The conspirators wrapped the body, drove through the dark city, and pushed it through a hole in the ice of the Little Nevka River. When Rasputin’s body was recovered several days later, the autopsy reportedly found water in his lungs — feeding the enduring legend that he had still been breathing when he entered the river. Modern forensic reassessments have since cast serious doubt on several of the most dramatic elements of the night: the effectiveness of the poison, the precise sequence of events, and the drowning interpretation. A 2004 investigation by Dr. Lamar Cohn suggested that a bullet wound to the forehead was the likely fatal shot, and that the lung water evidence was ambiguous at best. It is also worth noting that Yusupov’s memoir, the cornerstone of the story, was written and published years later by a man with strong personal and reputational reasons to dramatize his own role. What the documented record confirms is stark enough: it took an organized group of armed, determined aristocrats an entire night of escalating violence to kill one man, and they disagreed among themselves almost immediately about exactly what had happened.

Why the Murder Changed Nothing

Rasputin’s death resolved nothing. Nicholas II abdicated in March 1917, weeks after Rasputin’s body was pulled from the ice. The entire Romanov family was executed by Bolshevik forces in July 1918. The nobles had killed Rasputin, but they could not stop the revolution already rolling toward them — and in attempting to preserve their world through a cellar murder, they had demonstrated only how completely they had lost touch with the forces reshaping it.

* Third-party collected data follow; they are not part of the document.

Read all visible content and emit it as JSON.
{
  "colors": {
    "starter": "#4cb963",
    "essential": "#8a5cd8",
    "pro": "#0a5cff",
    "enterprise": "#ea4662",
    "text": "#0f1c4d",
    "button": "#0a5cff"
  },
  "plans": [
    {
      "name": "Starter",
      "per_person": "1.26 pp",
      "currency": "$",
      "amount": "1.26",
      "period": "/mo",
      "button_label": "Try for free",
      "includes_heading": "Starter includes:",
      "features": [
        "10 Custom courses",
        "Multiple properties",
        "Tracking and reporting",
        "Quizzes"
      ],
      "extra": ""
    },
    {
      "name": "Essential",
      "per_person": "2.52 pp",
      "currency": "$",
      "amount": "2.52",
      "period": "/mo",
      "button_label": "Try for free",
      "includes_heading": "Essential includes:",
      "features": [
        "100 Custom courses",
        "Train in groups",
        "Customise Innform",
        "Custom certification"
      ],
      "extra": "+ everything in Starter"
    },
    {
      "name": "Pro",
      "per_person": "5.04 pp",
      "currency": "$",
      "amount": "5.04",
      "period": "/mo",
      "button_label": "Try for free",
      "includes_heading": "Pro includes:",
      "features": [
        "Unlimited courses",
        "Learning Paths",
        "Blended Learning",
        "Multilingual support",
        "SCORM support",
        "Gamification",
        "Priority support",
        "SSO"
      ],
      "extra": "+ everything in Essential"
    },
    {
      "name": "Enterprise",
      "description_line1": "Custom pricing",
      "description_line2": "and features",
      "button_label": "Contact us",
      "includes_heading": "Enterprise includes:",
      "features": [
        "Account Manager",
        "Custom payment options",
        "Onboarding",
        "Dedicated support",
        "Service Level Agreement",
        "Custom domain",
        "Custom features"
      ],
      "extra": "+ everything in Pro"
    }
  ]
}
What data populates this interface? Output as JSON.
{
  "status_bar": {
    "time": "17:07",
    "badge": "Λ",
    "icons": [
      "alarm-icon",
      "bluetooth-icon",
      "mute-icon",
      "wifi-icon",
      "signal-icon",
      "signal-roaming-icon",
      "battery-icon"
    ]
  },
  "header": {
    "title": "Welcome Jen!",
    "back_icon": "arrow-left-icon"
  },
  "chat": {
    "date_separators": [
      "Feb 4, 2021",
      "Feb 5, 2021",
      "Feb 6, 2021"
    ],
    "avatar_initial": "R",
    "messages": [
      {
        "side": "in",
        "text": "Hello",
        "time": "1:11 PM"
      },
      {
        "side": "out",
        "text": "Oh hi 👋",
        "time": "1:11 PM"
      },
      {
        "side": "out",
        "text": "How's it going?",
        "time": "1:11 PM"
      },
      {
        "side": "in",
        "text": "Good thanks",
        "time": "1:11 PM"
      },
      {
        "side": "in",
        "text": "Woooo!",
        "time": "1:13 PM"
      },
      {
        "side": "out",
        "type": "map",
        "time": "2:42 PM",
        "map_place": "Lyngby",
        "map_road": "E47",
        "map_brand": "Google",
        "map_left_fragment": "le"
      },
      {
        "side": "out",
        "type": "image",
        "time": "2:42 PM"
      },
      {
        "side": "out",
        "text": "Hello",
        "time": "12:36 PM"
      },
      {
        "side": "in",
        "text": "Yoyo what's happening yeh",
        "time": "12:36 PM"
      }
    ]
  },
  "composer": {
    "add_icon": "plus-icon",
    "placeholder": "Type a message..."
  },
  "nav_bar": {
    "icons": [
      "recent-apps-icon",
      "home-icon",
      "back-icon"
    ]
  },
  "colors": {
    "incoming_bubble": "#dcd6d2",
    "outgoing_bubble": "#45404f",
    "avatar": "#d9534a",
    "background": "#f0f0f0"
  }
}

Rasputin had reportedly warned Alexandra that if he were killed by members of the Russian nobility, the royal family would not long survive him. History delivered on that statement with grim precision, the Romanovs outlasting him by less than two years. Whether the warning was genuine foresight, a calculated manipulation, or simply the kind of dark utterance that sounds prophetic only in retrospect is impossible to know. It became one more layer in a legend that was already impossible to separate cleanly from myth.

Why Rasputin Still Haunts History

His story endures because it sits at the collision point of forces that remain recognizable: the desperation of a ruling family clinging to power through faith rather than strategy; the paranoia of a class that could not see the ground shifting beneath it; the capacity of a single charismatic outsider to destabilize an entire system of authority simply by existing inside it. As a Russian mystic and self-proclaimed holy man, Rasputin attracted legends that his actual biography could never quite contain. But what made him genuinely dangerous to his enemies was something simpler and more human — he had found the one crack in the Romanov armor, a mother’s terror for her sick child, and he had walked through it.

The harder question his story forces is not whether Rasputin was saint or fraud, healer or manipulator. It is why a sophisticated, educated ruling class chose to believe that killing one peasant would save an empire. The conspiracy at the Moika Palace was not a sign of power. It was a sign of how little power those men actually had left — and how poorly they understood the world that was about to replace them.

And so we return, inevitably, to that cellar. The silver tray. The cakes. The crystal glasses filled with poisoned wine. A gramophone playing somewhere above, filling the palace with incongruous sound. And a Siberian peasant sitting in the firelight, apparently unhurried and unharmed, asking for more — while the men who had come to kill him stood in the dark and tried to understand how this was possible. They never entirely figured it out. The historical record, even now, does not entirely resolve it. What it does confirm is that the story they told afterward, dramatic and self-serving as it was, has outlasted everything else about them — the titles, the palaces, the world they were trying to save.